Dördüncü deneyde farklı işler yapan insanlar üzerinde 38°C ve %10 bağıl nem altında deneyler gerçekleştirilmiştir. Soğutma vücudun değişik bölgeleri (üst vücut, üst vücut-üst kol, alt vücut, vücut-üst kol- kalça) soğutularak gerçekleştirilmiştir. Su giriş sıcaklığı 20°C olarak belirlenmiştir. SSG’lerin üzerine balistik çelik yelek ve nükleer biyolojik koruyucu giysi giydirilmiştir. Sonuç olarak alt vücudu çalıştırırken, vücut ve kalça soğutmanın insanda oluşan ısı stresini azaltmada etkili olduğunu, vücutla birlikte kolları soğutmanın ise herhangi bir etkisi bulunmadığını tespit etmişlerdir.

Speckman ve arkadaşları bu deneylerin dışında FSG ve HSG üzerinde de çeşitli deneyler gerçekleştirmişlerdir. FSG’lerin sürekli olarak ve belirli bir zamanda düzenli bir soğutmayı sağlayamadığını, aşırı ısıya maruz kaldığında kullanılma zamanının sınırlı olduğunu ve bu sebeple eriyen buz paketlerinin yedek buz paketleri ile 2 – 4 saat arasında değiştirilmesi gerektiğini belirmişlerdir. HSG’lerle yaptıkları deneylerde ortamın nisbi neminin artmasının soğutmanın etkisinin azalmasına neden olduğunu, ancak bu giysilerin çok aşırı sıcak ortamdaki bireylerde ısıya bağlı oluşan fizyolojik gerilimlerini azalttığını tespit etmişlerdir.

73

Termal mankenler ve fizyolojik verilere bağlı olarak yapılan çalışmaların dışında Nam ve ark. (2005) üç boyutlu vücut tarama yöntemi ile su soğutmalı yeleklerin vücuda uyum analizlerini yapmışlardır.

Cao ve ark. (2006) SSG’lerin iç yüzeyinde kullanılan kumaşların nem alımı, ıslanabilirlik, termal dayanım gibi özelliklerini test ederek SSG’ler için en uygun iç yüz kumaşını bulmaya çalışmışlardır.
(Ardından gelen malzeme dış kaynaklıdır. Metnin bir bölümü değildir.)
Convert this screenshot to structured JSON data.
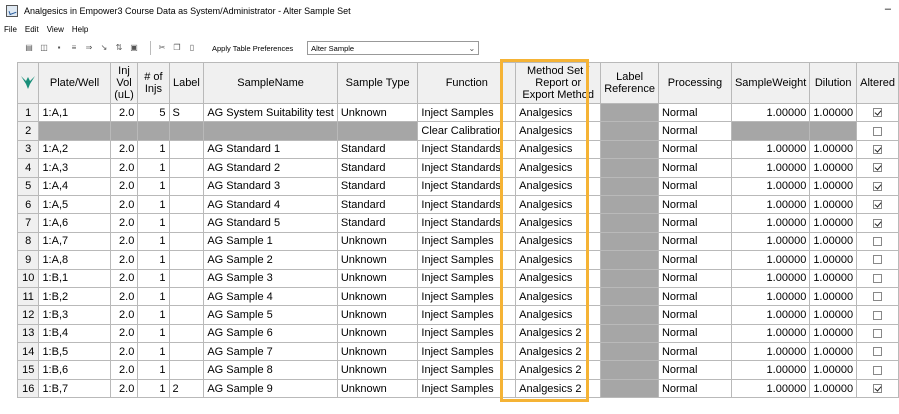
{
  "window": {
    "title": "Analgesics in Empower3 Course Data as System/Administrator - Alter Sample Set",
    "minimize": "–"
  },
  "menu": [
    "File",
    "Edit",
    "View",
    "Help"
  ],
  "toolbar": {
    "apply_button": "Apply Table Preferences",
    "preference_value": "Alter Sample"
  },
  "table": {
    "columns": [
      "Plate/Well",
      "Inj Vol (uL)",
      "# of Injs",
      "Label",
      "SampleName",
      "Sample Type",
      "Function",
      "Method Set / Report or Export Method",
      "Label Reference",
      "Processing",
      "SampleWeight",
      "Dilution",
      "Altered"
    ],
    "rows": [
      {
        "n": "1",
        "plate": "1:A,1",
        "vol": "2.0",
        "injs": "5",
        "label": "S",
        "name": "AG System Suitability test",
        "type": "Unknown",
        "func": "Inject Samples",
        "method": "Analgesics",
        "proc": "Normal",
        "weight": "1.00000",
        "dil": "1.00000",
        "altered": true
      },
      {
        "n": "2",
        "plate": "",
        "vol": "",
        "injs": "",
        "label": "",
        "name": "",
        "type": "",
        "func": "Clear Calibration",
        "method": "Analgesics",
        "proc": "Normal",
        "weight": "",
        "dil": "",
        "altered": false,
        "gray": true
      },
      {
        "n": "3",
        "plate": "1:A,2",
        "vol": "2.0",
        "injs": "1",
        "label": "",
        "name": "AG Standard 1",
        "type": "Standard",
        "func": "Inject Standards",
        "method": "Analgesics",
        "proc": "Normal",
        "weight": "1.00000",
        "dil": "1.00000",
        "altered": true
      },
      {
        "n": "4",
        "plate": "1:A,3",
        "vol": "2.0",
        "injs": "1",
        "label": "",
        "name": "AG Standard 2",
        "type": "Standard",
        "func": "Inject Standards",
        "method": "Analgesics",
        "proc": "Normal",
        "weight": "1.00000",
        "dil": "1.00000",
        "altered": true
      },
      {
        "n": "5",
        "plate": "1:A,4",
        "vol": "2.0",
        "injs": "1",
        "label": "",
        "name": "AG Standard 3",
        "type": "Standard",
        "func": "Inject Standards",
        "method": "Analgesics",
        "proc": "Normal",
        "weight": "1.00000",
        "dil": "1.00000",
        "altered": true
      },
      {
        "n": "6",
        "plate": "1:A,5",
        "vol": "2.0",
        "injs": "1",
        "label": "",
        "name": "AG Standard 4",
        "type": "Standard",
        "func": "Inject Standards",
        "method": "Analgesics",
        "proc": "Normal",
        "weight": "1.00000",
        "dil": "1.00000",
        "altered": true
      },
      {
        "n": "7",
        "plate": "1:A,6",
        "vol": "2.0",
        "injs": "1",
        "label": "",
        "name": "AG Standard 5",
        "type": "Standard",
        "func": "Inject Standards",
        "method": "Analgesics",
        "proc": "Normal",
        "weight": "1.00000",
        "dil": "1.00000",
        "altered": true
      },
      {
        "n": "8",
        "plate": "1:A,7",
        "vol": "2.0",
        "injs": "1",
        "label": "",
        "name": "AG Sample 1",
        "type": "Unknown",
        "func": "Inject Samples",
        "method": "Analgesics",
        "proc": "Normal",
        "weight": "1.00000",
        "dil": "1.00000",
        "altered": false
      },
      {
        "n": "9",
        "plate": "1:A,8",
        "vol": "2.0",
        "injs": "1",
        "label": "",
        "name": "AG Sample 2",
        "type": "Unknown",
        "func": "Inject Samples",
        "method": "Analgesics",
        "proc": "Normal",
        "weight": "1.00000",
        "dil": "1.00000",
        "altered": false
      },
      {
        "n": "10",
        "plate": "1:B,1",
        "vol": "2.0",
        "injs": "1",
        "label": "",
        "name": "AG Sample 3",
        "type": "Unknown",
        "func": "Inject Samples",
        "method": "Analgesics",
        "proc": "Normal",
        "weight": "1.00000",
        "dil": "1.00000",
        "altered": false
      },
      {
        "n": "11",
        "plate": "1:B,2",
        "vol": "2.0",
        "injs": "1",
        "label": "",
        "name": "AG Sample 4",
        "type": "Unknown",
        "func": "Inject Samples",
        "method": "Analgesics",
        "proc": "Normal",
        "weight": "1.00000",
        "dil": "1.00000",
        "altered": false
      },
      {
        "n": "12",
        "plate": "1:B,3",
        "vol": "2.0",
        "injs": "1",
        "label": "",
        "name": "AG Sample 5",
        "type": "Unknown",
        "func": "Inject Samples",
        "method": "Analgesics",
        "proc": "Normal",
        "weight": "1.00000",
        "dil": "1.00000",
        "altered": false
      },
      {
        "n": "13",
        "plate": "1:B,4",
        "vol": "2.0",
        "injs": "1",
        "label": "",
        "name": "AG Sample 6",
        "type": "Unknown",
        "func": "Inject Samples",
        "method": "Analgesics 2",
        "proc": "Normal",
        "weight": "1.00000",
        "dil": "1.00000",
        "altered": false
      },
      {
        "n": "14",
        "plate": "1:B,5",
        "vol": "2.0",
        "injs": "1",
        "label": "",
        "name": "AG Sample 7",
        "type": "Unknown",
        "func": "Inject Samples",
        "method": "Analgesics 2",
        "proc": "Normal",
        "weight": "1.00000",
        "dil": "1.00000",
        "altered": false
      },
      {
        "n": "15",
        "plate": "1:B,6",
        "vol": "2.0",
        "injs": "1",
        "label": "",
        "name": "AG Sample 8",
        "type": "Unknown",
        "func": "Inject Samples",
        "method": "Analgesics 2",
        "proc": "Normal",
        "weight": "1.00000",
        "dil": "1.00000",
        "altered": false
      },
      {
        "n": "16",
        "plate": "1:B,7",
        "vol": "2.0",
        "injs": "1",
        "label": "2",
        "name": "AG Sample 9",
        "type": "Unknown",
        "func": "Inject Samples",
        "method": "Analgesics 2",
        "proc": "Normal",
        "weight": "1.00000",
        "dil": "1.00000",
        "altered": true
      }
    ]
  },
  "colors": {
    "highlight": "#f5b335",
    "gray_cell": "#a6a6a6",
    "logo": "#1a8f7a"
  }
}
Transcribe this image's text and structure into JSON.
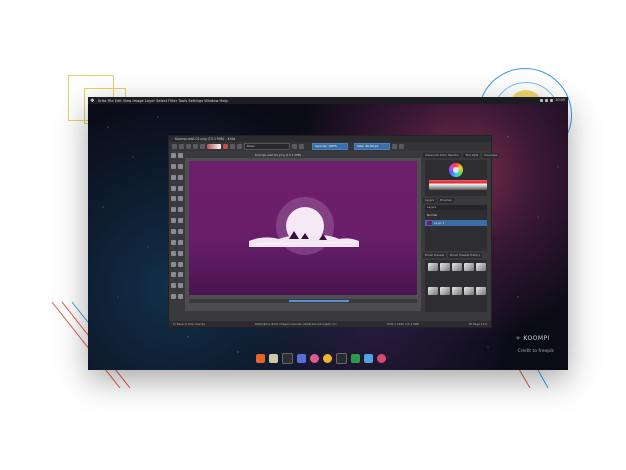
{
  "desktop": {
    "menu": "Krita   File   Edit   View   Image   Layer   Select   Filter   Tools   Settings   Window   Help",
    "clock": "10:05"
  },
  "krita": {
    "window_title": "Koompi-wall-01.png (13.1 MiB) – Krita",
    "document_tab": "Koompi-wall-01.png (13.1 MiB)",
    "brush_field": "Basic",
    "opacity_field": "Opacity: 100%",
    "size_field": "Size: 40.00 px",
    "status_left": "b) Basic-5 Size Opacity",
    "status_center": "RGB/Alpha (8-bit integer/channel) sRGB-elle-V2-srgbtrc.icc",
    "status_right": "7930 x 2480 (13.1 MiB)",
    "zoom": "Fit Page 11%",
    "docker_tabs": [
      "Advanced Color Selector",
      "Tool Opts",
      "Overview"
    ],
    "selector_tabs": [
      "Layers",
      "Brushes"
    ],
    "layers_header": "Layers",
    "blend_mode": "Normal",
    "layer_name": "Layer 1",
    "presets_tabs": [
      "Brush Presets",
      "Brush Presets History"
    ]
  },
  "branding": {
    "koompi": "KOOMPI",
    "credit": "Credit to freepik"
  },
  "colors": {
    "accent_blue": "#3a6ea5",
    "canvas_purple": "#6d1f6b",
    "deco_yellow": "#e3d36a"
  }
}
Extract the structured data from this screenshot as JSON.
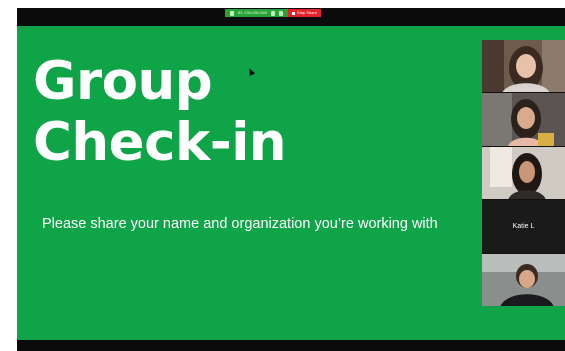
{
  "meeting": {
    "share_bar": {
      "meeting_id": "ID: 239-090-940",
      "stop_share_label": "Stop Share"
    }
  },
  "slide": {
    "title_line1": "Group",
    "title_line2": "Check-in",
    "subtitle": "Please share your name and organization you’re working with",
    "background_color": "#0fa447",
    "text_color": "#ffffff"
  },
  "gallery": {
    "participants": [
      {
        "kind": "video"
      },
      {
        "kind": "video"
      },
      {
        "kind": "video"
      },
      {
        "kind": "name",
        "name": "Katie L"
      },
      {
        "kind": "video"
      }
    ]
  },
  "colors": {
    "share_green": "#2aa43a",
    "stop_red": "#e0242a",
    "chrome_black": "#0b0b0b"
  }
}
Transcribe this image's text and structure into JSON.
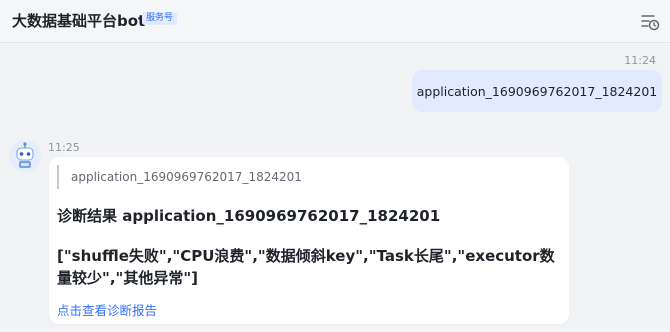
{
  "header": {
    "title": "大数据基础平台bot",
    "badge": "服务号"
  },
  "messages": {
    "outgoing": {
      "time": "11:24",
      "text": "application_1690969762017_1824201"
    },
    "incoming": {
      "time": "11:25",
      "quote": "application_1690969762017_1824201",
      "result_title": "诊断结果 application_1690969762017_1824201",
      "result_body": "[\"shuffle失败\",\"CPU浪费\",\"数据倾斜key\",\"Task长尾\",\"executor数量较少\",\"其他异常\"]",
      "link": "点击查看诊断报告"
    }
  },
  "colors": {
    "accent": "#3370ff",
    "outgoing_bubble": "#e1eaff",
    "background": "#f2f3f5"
  },
  "icons": {
    "history": "history-clock-icon",
    "avatar": "bot-avatar"
  }
}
Bu amaçla 18 farklı tipte kumaş kullanmışlardır. Bu kumaşlar %80/20 polyester/spandeks örme kumaş, %90/10 pamuk/ pamuk kaplı paslanmaz çelik dokuma kumaş, %100 poliamid dokuma kumaş, %100 gümüş kaplı poliamid örme kumaş, %100 pamuklu örme kumaş, %100 polyester kumaş vb. kumaşlar olarak seçilmiştir. Yapılan deneylerden elde edilen ölçüm sonuçlarının sonucunda %80 PES ve %20 spandeks içeren kumaşların en uygun test sonuçları verdiğini tespit etmişlerdir. Çünkü bu kumaşların termal özellikleri diğer kumaşlara göre oldukça iyidir. Ayrıca üretilen SSG’lerin vücuda tam olarak uyum sağlayabilmesi açısından uzama özellikleri de oldukça iyidir. Bu yüzden araştırmacılar bu kumaşın iç yüz olarak en uygun kumaş olduğu kararına varmışlardır.